Given the high capacities of data gathering that service providers have achieved lately, Recommender systems are one of the technologies to have gained great growth in its implantation. When the data being gathered consists of user preferences and tastes, collaborative filtering has proved as one of the most used techniques.
On the one hand, it is a filtering as it permits to distinguish relevant information from a set of information large enough. On the other, it is collaborative as it relies on the principle that when several users have expressed their relish for the same things, they will also in the future.
Incorporating into recommending techniques objective sources of information (medical related) is one of the challenges we strive for in Gradiant’s EHealth department; employing user’s medical records to establish similarities between patients and compiling biomedical signals processing them into ratings.
Different scenarios may employ this technology among the health sciences: Occupational therapy, best suited individual selection in medical trials and even, in the near future, assistance to healthcare professionals in the election of medical treatments, therapies and procedures.
Currently, these capacities are being successfully applied to the music therapy field in the frame of the SMEC project.
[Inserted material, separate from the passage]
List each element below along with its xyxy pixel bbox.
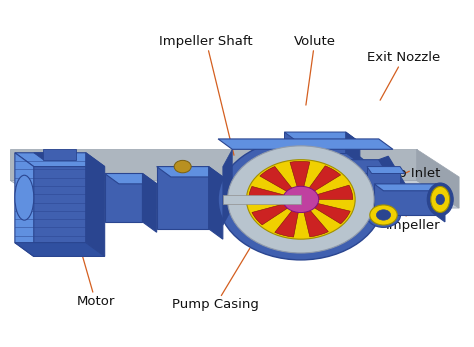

In this particular use case we have been able to use one of the most acknowledged fields of recommendation (music) as a reference to restate our determination in applying Information Technologies in the Health sector.
Music therapy is the process in which music activities and elements are used to promote the relation, communication, learning and expression (among others) among people. These activities may include interaction with musical instruments, involvement in group dynamic of musical expression or performance listening.
Taking as a reference users’ clinical data (patients in this occasion), we have stablished mechanisms by which we are able to enrich existing similarity algorithms using its information. Analogously, by gathering biomedical signals regardless of their nature (Heart or respiratory frequency, but also more complex data such as eeg or egg) we may reflect not only subjective ratings from patients, but an objective point of view in order to augment the preferences dimension.
It is undeniable how the integration of IT in so many aspects of life has increased the quality of services. Despite the challenges being faced in the Health sector, it may arise as the one in which we can strike the most, not only making the most out of the things we enjoy, but savouring them for longer.